While the probability of spotting a leprechaun or a four-leaf clover isn’t that high, all of us at Workman HQ feel lucky every day because we get to work with BOOKS and tons of creative people.

A little extra fortune wouldn’t hurt any of us on St. Patrick’s Day, though, so we asked some of our kid lit authors about their lucky charms. We ended up learning a lot about the different kinds of luck.

Marty Bruckner
author of I LOVE YOU WITH ALL MY BUTT: An Illustrated Book of Big Thoughts from Little Kids

“Right before [my artwork as] Spaghetti Toes went viral, my brother-in-law gave me a real horseshoe from his parent’s farm. Backstory: When my wife, Michelle, and I were in Amsterdam for our honeymoon, we bought a horseshoe at an old market and we use it for our key hook.
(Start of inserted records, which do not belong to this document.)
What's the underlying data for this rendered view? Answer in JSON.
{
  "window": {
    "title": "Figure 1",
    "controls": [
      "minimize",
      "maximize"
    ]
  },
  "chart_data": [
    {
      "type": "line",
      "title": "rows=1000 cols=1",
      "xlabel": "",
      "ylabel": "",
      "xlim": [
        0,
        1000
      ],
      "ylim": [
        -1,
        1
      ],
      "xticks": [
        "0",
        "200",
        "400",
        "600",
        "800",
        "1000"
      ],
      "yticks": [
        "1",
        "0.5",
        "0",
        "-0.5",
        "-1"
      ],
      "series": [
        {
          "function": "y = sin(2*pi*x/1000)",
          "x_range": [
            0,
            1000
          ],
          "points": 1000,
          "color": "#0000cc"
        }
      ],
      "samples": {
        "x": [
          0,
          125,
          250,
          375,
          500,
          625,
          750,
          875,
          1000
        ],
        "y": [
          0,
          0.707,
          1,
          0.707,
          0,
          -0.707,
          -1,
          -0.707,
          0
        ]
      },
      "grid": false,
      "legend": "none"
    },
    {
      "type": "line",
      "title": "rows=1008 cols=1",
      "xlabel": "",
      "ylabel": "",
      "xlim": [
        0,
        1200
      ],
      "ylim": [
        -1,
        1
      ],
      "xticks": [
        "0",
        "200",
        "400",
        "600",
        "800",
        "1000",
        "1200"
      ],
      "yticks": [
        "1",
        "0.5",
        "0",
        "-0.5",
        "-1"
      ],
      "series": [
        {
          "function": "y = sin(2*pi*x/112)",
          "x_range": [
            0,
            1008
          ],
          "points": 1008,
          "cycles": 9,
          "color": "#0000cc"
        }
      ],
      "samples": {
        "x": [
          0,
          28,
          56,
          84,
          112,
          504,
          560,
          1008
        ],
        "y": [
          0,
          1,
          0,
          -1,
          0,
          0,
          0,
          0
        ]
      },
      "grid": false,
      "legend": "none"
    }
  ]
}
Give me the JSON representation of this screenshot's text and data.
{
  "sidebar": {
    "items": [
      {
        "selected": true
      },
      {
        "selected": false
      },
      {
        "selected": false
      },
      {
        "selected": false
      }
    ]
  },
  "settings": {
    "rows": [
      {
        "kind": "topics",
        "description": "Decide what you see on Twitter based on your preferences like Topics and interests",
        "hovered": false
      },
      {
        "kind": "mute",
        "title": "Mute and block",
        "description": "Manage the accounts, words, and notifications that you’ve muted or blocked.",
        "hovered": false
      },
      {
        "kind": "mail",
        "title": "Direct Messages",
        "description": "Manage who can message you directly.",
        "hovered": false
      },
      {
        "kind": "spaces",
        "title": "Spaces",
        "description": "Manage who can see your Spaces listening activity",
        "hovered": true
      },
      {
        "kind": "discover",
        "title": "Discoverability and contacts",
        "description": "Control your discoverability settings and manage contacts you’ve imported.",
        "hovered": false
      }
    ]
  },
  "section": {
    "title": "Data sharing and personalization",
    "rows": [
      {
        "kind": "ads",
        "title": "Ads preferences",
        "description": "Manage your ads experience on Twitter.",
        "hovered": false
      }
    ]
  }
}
My brother-in-law always thought it was cool, so he gave us one from his farm.

The next week our lives changed after Spaghetti Toes started to go crazy. So the horseshoe that he gave us now sits right in the middle of our dining room table and is never moved. If I ever need a boost I go by and touch it. It doesn’t always work but it’s a little thing I do.”

Buy I Love You With All My Butt
IndieboundB&NAmazon | Workman

Gordon Grice
author of Cabinet of Curiosities: Collecting and Understanding the Wonders of the Natural World

“I got lucky the day I learned to pay attention—not necessarily to what people tell me, but to what the world shows me. My special charm for getting there is a magnifying glass. It makes everything in the world fascinating. I only have to look closely enough. Who knew grasshoppers have five eyes? Who knew the underside of a maple leaf hosts hidden colonies of fungi? And then there’s the skin on the back of my hand—smooth at a glance, but under the glass, it’s a network of triangles and rhombuses. The worlds within a seashell, a pine cone, or a spider’s strand—I’ve been lucky enough to see them all with the help of my magnifier.”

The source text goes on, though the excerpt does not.